The $250 and a Mushroom-Infected Floppy that Fueled India's IT Revolution — Infosys

The $250 and a Mushroom-Infected Floppy that Fueled India's IT Revolution — Infosys

The $250 and a Mushroom-Infected Floppy that Fueled India's IT Revolution — Infosys

Fast forward to today, and India's IT industry has grown significantly in recent years to over $250 billion, software exports are made to more than 190 countries worldwide, and the industry now employs over 5 million people. A majority of global banking apps, airline booking software and telecom networks operate on a platform custom made by Infosys.

Nevertheless, in 1981, Infosys was not the global giant. That was seven engineers in Pune, a borrowed $250, with no computers. But from such small beginnings the company grew to be a giant in the IT outsourcing space and helped shape an industry model that would ultimately grow up to be known as offshore outsourcing.

Humble Beginnings: 1981

It all began with a man of the meticulous, virtuous kind: Narayana Murthy, an epitome of discipline and morality who firmly believed in merit-folder. In 1981, Murthy and six others borrowed $250 from his wife Sudha Murthy to start a software company.

There was no office. No internet. No equipment. Back then, you needed licenses to buy a computer in India, foreign exchange approvals and months of documentation (… if lucky enough to get permission).

One of the first projects undertaken by their U.S. client was a challenge in skill and endurance. The founders of the company flew to America, spent weeks there working on code, and then came back to India with finished work on a floppy disk.

Disaster struck when they went to try and open it.

The disk was unreadable. Mould had started to grow on it during flight.

India’s Closed Economy :

India was the land of Soviet-style protectionism before then. You couldn’t simply import technology. Even phone lines were unreliable. Moving projects required trucking around software, coding in crappy crummy local environments, and convincing international clients to trust an unproven team 8,000 miles apart.

But this adversity led to a burst through. The model is simple but powerful — and it was perfected by Infosys years before Amazon even existed.

Delegate work to India…deliver overseas—Faster, Cheaper and higher engineering talent.

The Liberalization Breakthrough :

India liberalized its economy in 1991 under the leadership of Prime Minister Narasimha Rao and Finance Minister Manmohan Singh. However, the rupee was devalued, import restrictions were relaxed and more foreign capital began to flow in.

Infosys was ready. They expanded into the United States, set up development centers in Bangalore and won large contracts with banks, airlines and telecom companies.

That was in the mid-1990s; it made Infosys the first Indian company to list on NASDAQ and a beacon that told the world India was serious about technology.

The Playbook That Built Trust :

Thus, how did a technology startup from India in the 1980s manage to score trust of Fortune 500 clients? Four decisions defined Infosys’s rise:

Global Delivery Model :

Activity was scheduled around time zones. India worked by night, the U.S. by day. The clients were waking up to progress every morning.

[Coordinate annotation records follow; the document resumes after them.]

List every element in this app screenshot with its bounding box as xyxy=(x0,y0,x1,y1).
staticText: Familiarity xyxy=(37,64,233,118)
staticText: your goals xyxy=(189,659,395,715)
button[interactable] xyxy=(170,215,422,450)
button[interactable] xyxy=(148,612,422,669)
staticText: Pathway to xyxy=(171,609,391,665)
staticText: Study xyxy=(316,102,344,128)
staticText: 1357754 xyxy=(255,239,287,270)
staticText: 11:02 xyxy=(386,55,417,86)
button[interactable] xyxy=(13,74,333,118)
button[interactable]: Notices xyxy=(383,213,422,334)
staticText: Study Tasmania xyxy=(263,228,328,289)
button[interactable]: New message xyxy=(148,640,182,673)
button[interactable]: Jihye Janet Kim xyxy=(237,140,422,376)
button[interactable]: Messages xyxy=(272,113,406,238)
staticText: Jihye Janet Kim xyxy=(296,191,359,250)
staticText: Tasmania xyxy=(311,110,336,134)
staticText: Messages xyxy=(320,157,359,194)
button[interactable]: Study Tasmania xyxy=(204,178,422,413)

Relentless Talent Development

Infosys built what was probably the largest corporate training campus in Mysore, with a capacity to impart training to 10,000 engineers at the same time on not just technical but also communication, quality and delivery skills.

Governance and Transparency :

Clean books, with monthly reports and a no-tolerance for corruption. At a time of unlisted Indian companies where seen as dark boxes, Infosys was an exception.

Employee Stock Options :

Suddenly, many of the middle-class programmers were millionaires as thousands of engineers achieved what has become known forever after as mass-partnership.

The TCS Rivalry: David vs. Goliath :

Infosys’s journey wasn’t without competition. And Baijendra Kumar contrasts the basic infrastructure LIC never had to TCS, its biggest competitor with a big head-start in the 1960s, backed by the powerful Tata Group and with infrastructure and government orders.

TCS was the giant; Infosys was the scrappy newcomer. But it hustled, was radically transparent, and innovated around the delivery model. And in time, they became the industry titans — TCS the master of scale, Infosys the shaper of the rules. The AI Age For years, Infosys’s secret to success was human talent in India with high quality, cost-effective solutions provided out-of-the-office. But new tools like automation and AI didn’t need much human help: only a handful of jobs — less than 5% — required human input from end to end. In response, Infosys invested in Generative AI was among the first organizations to forge teams with NVIDIA and Microsoft, launched Infosys Topaz, a platform incorporating AI, Ineos, and human knowledge, and grew more involved in consulting to tackle Accenture and IBM. Quiet Builders Of The Future Infosys didn’t make billions. It didn’t invest in the media. It concentrated on dependence, delivery, and adjustment. And that care, in turn, transformed India into a tech hub; the country now owns more than half of the global outsourcing market. Likewise, as AI remolds the industry, Infosys is not striving to keep up; it is actively defining the future: the businesses pioneering the future are not always the loudest. Sometimes, it is the quiet ones that have been building the whole time.